LTI Colloquium Report on Miles Osborne's talk on "Cross-stream Event Detection in Twitter"

by Prasanna Kumar

This report is an example of constrained writing. Starting from the next paragraph, the writing will have two constraints imposed on it. In
keeping with the theme of the talk, the first constraint is that each line will only have 140 characters or less (I set the emacs word wrap
parameter to 140 characters) . There may be multiple sentences on each line but no sentence is allowed to cross line boundaries. The second
constraint is that I am only allowed to use the top 1000 words in UK English (http://www.bckelk.ukfsn.org/words/uk1000n.html) to write this
report (with the exceptions of the words 'Twitter', 'tweet', and 'Wikipedia'). Well, let's begin...

--------------

This talk is on trying to use Twitter as a means of getting news about the world around us faster than human written news. 
There are many hundred thousand thousand tweets from the people every second. Most tweets talk about things which are of no use to us.
Our work is to find real time good news out of the thousands of things people tweet every second. 
There are some really good tweets for news, especially the tweets from first people at places when bad things are happening.
We have seen such cases in places where the earth moves, man made things fall to the ground, or when big brother goes from bad to worse. 
We also want to answer the question "Does Twitter really get news before the usual news places"? This is a hard question to answer.

Over all, this talk talks about how to find the news from tweets, how to do it fast, and how to do this by using many many tweets.
This talk will also talk about to make it even better, and see if it does better or worse than the usual news.
Let us start thinking about how to find the news from tweets. We really need to find the first person who tweets about the happenings.
We should make sure to talk about this as quickly as possible, and make sure not to talk about the second, third, or other people's tweets.
We will do this by taking each story and changing it into a line of numbers and comparing it to other lines of numbers from other stories.
If two lines of numbers are close to each other, then it means that the stories are also close to each other. 
If the line of numbers for a new story is not close to any line of numbers for any other story that we have, then it is a new story.
What we are doing is a kind of nearest next door person finding. The way we talked about this earlier is a slow way of finding this.

A faster way to do this finding is by 'changing' each line of numbers into a different set of line of numbers which may be longer or shorter.
Lines of numbers which are close to each other before being 'changed' are still close to each other after being 'changed'. 
But seeing which lines of numbers are close to each other is a lot faster after 'changing' the lines of numbers.
Doing the finding this way means that the finding will take the same amount of time no matter how many tweets we have.
Where as in the old way, doing the finding will take as much time as the number of tweets we have. So, our new way is much faster.
But since we have many hundred thousand thousand tweets, the new way still takes too much time. We need to make it a lot faster.
We can make it faster by running the new way at many many places at the same time. This lets us go through the many number of tweets faster.

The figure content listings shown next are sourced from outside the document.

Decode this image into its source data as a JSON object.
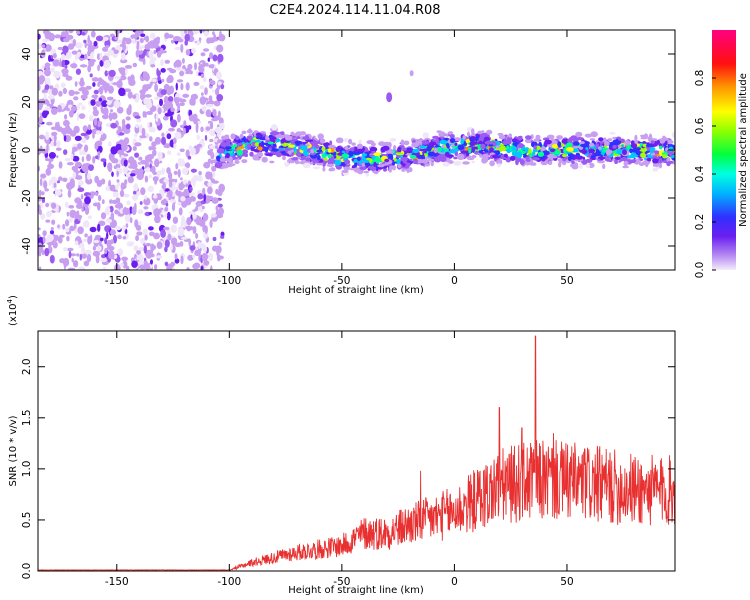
{
  "title": "C2E4.2024.114.11.04.R08",
  "colors": {
    "snr_line": "#e83030",
    "spectrum_colormap": [
      "#f0e6fa",
      "#c79ef0",
      "#9b5bf0",
      "#6a1ff0",
      "#3030ff",
      "#00c8ff",
      "#00ff90",
      "#a0ff00",
      "#ffff00",
      "#ff9900",
      "#ff1010",
      "#ff0080"
    ]
  },
  "chart_data": [
    {
      "type": "heatmap",
      "name": "spectrogram",
      "xlabel": "Height of straight line (km)",
      "ylabel": "Frequency (Hz)",
      "xlim": [
        -185,
        98
      ],
      "ylim": [
        -50,
        50
      ],
      "xticks": [
        -150,
        -100,
        -50,
        0,
        50
      ],
      "xtick_labels": [
        "-150",
        "-100",
        "-50",
        "0",
        "50"
      ],
      "yticks": [
        -40,
        -20,
        0,
        20,
        40
      ],
      "ytick_labels": [
        "-40",
        "-20",
        "0",
        "20",
        "40"
      ],
      "regions": [
        {
          "desc": "noise",
          "x": [
            -185,
            -103
          ],
          "y": [
            -50,
            50
          ],
          "amplitude": 0.08
        },
        {
          "desc": "signal band",
          "x": [
            -105,
            98
          ],
          "y_center": [
            0,
            0
          ],
          "y_halfwidth": 6,
          "amplitude": 0.7
        },
        {
          "desc": "blob",
          "x": [
            -30,
            -28
          ],
          "y": [
            21,
            23
          ],
          "amplitude": 0.15
        }
      ],
      "band_centerline": [
        {
          "x": -105,
          "y": -2
        },
        {
          "x": -90,
          "y": 3
        },
        {
          "x": -70,
          "y": 1
        },
        {
          "x": -50,
          "y": -3
        },
        {
          "x": -35,
          "y": -4
        },
        {
          "x": -20,
          "y": -2
        },
        {
          "x": -5,
          "y": 1
        },
        {
          "x": 10,
          "y": 2
        },
        {
          "x": 25,
          "y": 0
        },
        {
          "x": 50,
          "y": 0
        },
        {
          "x": 75,
          "y": 0
        },
        {
          "x": 98,
          "y": -1
        }
      ]
    },
    {
      "type": "line",
      "name": "snr",
      "xlabel": "Height of straight line (km)",
      "ylabel": "SNR (10 * v/v)",
      "exponent_label": "(x10",
      "exponent_power": "4",
      "exponent_close": ")",
      "xlim": [
        -185,
        98
      ],
      "ylim": [
        0,
        2.35
      ],
      "xticks": [
        -150,
        -100,
        -50,
        0,
        50
      ],
      "xtick_labels": [
        "-150",
        "-100",
        "-50",
        "0",
        "50"
      ],
      "yticks": [
        0.0,
        0.5,
        1.0,
        1.5,
        2.0
      ],
      "ytick_labels": [
        "0.0",
        "0.5",
        "1.0",
        "1.5",
        "2.0"
      ],
      "envelope": [
        {
          "x": -185,
          "y": 0.01
        },
        {
          "x": -100,
          "y": 0.01
        },
        {
          "x": -90,
          "y": 0.1
        },
        {
          "x": -70,
          "y": 0.22
        },
        {
          "x": -50,
          "y": 0.3
        },
        {
          "x": -40,
          "y": 0.45
        },
        {
          "x": -30,
          "y": 0.45
        },
        {
          "x": -20,
          "y": 0.55
        },
        {
          "x": -10,
          "y": 0.62
        },
        {
          "x": 0,
          "y": 0.7
        },
        {
          "x": 10,
          "y": 0.85
        },
        {
          "x": 20,
          "y": 1.0
        },
        {
          "x": 30,
          "y": 1.05
        },
        {
          "x": 40,
          "y": 1.08
        },
        {
          "x": 55,
          "y": 1.05
        },
        {
          "x": 70,
          "y": 1.0
        },
        {
          "x": 85,
          "y": 0.95
        },
        {
          "x": 98,
          "y": 0.95
        }
      ],
      "peaks": [
        {
          "x": -15,
          "y": 0.98
        },
        {
          "x": -14,
          "y": 0.62
        },
        {
          "x": 36,
          "y": 2.3
        },
        {
          "x": 30,
          "y": 1.4
        },
        {
          "x": 44,
          "y": 1.35
        },
        {
          "x": 20,
          "y": 1.6
        }
      ]
    }
  ],
  "colorbar": {
    "label": "Normalized spectral amplitude",
    "range": [
      0,
      1
    ],
    "ticks": [
      0.0,
      0.2,
      0.4,
      0.6,
      0.8
    ],
    "tick_labels": [
      "0.0",
      "0.2",
      "0.4",
      "0.6",
      "0.8"
    ]
  }
}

Now, let us think about how to make this better. Only five out of one hundred tweets talk about something that is news worthy. 
Only one out of one hundred 'news' that our way finds, is actually news. Our way thinks that a lot of things which are not news is news. 
One way to find better news out of Twitter is to slow down and wait for a long time for our way to find the right news from the tweets.
Another way to find better news is to remember that if something is news worthy, many people will talk about it at many places. 
Also, if someone tweets something, and lots and lots of people talk about that person's tweet, then the tweet can be considered as news.
So, we can do both things together by waiting for a while to see if lots of people talk about something. This will make our way better.
The longer we wait, the better our way becomes.

A great way of making this even better is to use Wikipedia. If a particular story looks like it might be news, we look at it on Wikipedia.
If the things that the tweet talks about are changing a lot on Wikipedia, it means that a lot of people are reading it at that time.
This usually only happens if the story that lots of people are reading about on Wikipedia is news worthy.
We can also read the usual news and find tweets that came out at the same time as the news stories.

Now, going back to our first question, does twitter really get news before the usual news places? Sometimes yes, sometimes no. 
In general, twitter gets news from the usual news places. The usual news places carry a lot of news that twitter does not. 
However, twitter does carry news that the usual news doesn't, in cases like when really bad things happen, and people see it and tweet it.
Or when there is some news which only people in some places will care about, like something that happens in a small town. 

---------------

Whew! That was hard. 
As for the page length requirements, the above text is about 3 pages long on Libreoffice with 12 point font and 1.5 spaced lines.

Inspired by Dinosaur comics (www.qwantz.com) and http://xkcd.com/1133/